What fills the room is the hum and spirit of the nearly two dozen students, faculty and staff who help transform Giudice’s research in spatial informatics and cognitive neuroscience into what could soon be everyday applications for navigating indoor and outdoor environments using technology accessible to people both with and without sight.
To support their research, Giudice and his students have developed the state’s first fully immersive virtual reality installation. The system utilizes a head-mounted display with a wide field of view and a high-resolution stereo display that allows users to see and hear a computer-generated 3D environment as if they were actually in the physical space.
Unlike the real world, anything can be changed in virtual reality, Giudice says. If you want a building’s walls to turn blue or become transparent, or to see how it would look in downtown Orono, it is easy in VR.
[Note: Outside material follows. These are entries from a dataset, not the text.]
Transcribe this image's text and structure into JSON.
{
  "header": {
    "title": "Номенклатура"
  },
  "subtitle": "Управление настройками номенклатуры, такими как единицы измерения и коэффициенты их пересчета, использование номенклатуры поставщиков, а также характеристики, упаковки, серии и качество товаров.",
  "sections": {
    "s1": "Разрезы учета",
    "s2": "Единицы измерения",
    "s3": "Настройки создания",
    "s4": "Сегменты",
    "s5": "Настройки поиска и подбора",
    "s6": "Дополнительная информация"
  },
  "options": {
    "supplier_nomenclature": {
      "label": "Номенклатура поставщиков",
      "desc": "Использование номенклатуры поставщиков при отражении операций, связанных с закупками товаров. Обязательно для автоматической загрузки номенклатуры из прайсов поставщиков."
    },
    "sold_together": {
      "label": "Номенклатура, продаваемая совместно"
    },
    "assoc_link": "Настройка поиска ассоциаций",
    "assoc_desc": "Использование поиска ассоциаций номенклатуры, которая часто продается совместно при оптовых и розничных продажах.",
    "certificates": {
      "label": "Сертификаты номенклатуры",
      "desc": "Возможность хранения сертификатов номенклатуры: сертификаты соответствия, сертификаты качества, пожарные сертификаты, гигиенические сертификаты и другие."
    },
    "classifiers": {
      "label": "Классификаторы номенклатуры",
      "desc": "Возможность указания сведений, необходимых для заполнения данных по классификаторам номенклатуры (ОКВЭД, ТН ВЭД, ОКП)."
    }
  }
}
In the four years since he joined the UMaine faculty, Giudice’s research has led to more than 60 combined journal publications and conference presentations, and he has been a part of 13 awarded grants, proposals and contracts totaling around $2 million from a variety of sources, notably the National Institutes of Health and the National Science Foundation (NSF). The funding has allowed Giudice to acquire crucial software and hardware, and is currently supporting five graduate student research projects and a crew of undergraduates working on research and development initiatives.
These research efforts are guided by two UMaine Ph.D. students: VEMI Lab manager Rick Corey, who worked alongside Giudice to start the lab and who leads the R&D team, and lab research coordinator Bill Whalen.
“I feel very strongly about doing theoretically driven research, but also having a translational component to my work based on knowledge of human perception and cognition to create intuitive and usable technologies,” says Giudice, an assistant professor in UMaine’s School of Computing and Information Science. “A lot of times products get stuck in the engineering trap, motivated by good intentions and intuition, but with the solutions neither based on how humans actually learn and process information nor addressing real challenges of the intended end user. My research allows me to play on both sides of the fence, combining basic science about human spatial cognition with human factors engineering.”
For Giudice, applied research has an urgency, and not only because of his own experience with visual impairment. In a state such as Maine, with the oldest median population in the country, improved adaptive technology could be crucial in helping people maintain their independence and quality of life. The technology currently being studied in the lab would be incredibly helpful as a way to simply navigate a complex interior space, similar to GPS systems in cars.
“There is all kinds of research on visual or hearing aids for elders,” says Giudice, “but hardly any work studying how technology could aid navigation, which is one of the most important things we do in our daily life, but also one of the biggest challenges for older folks.”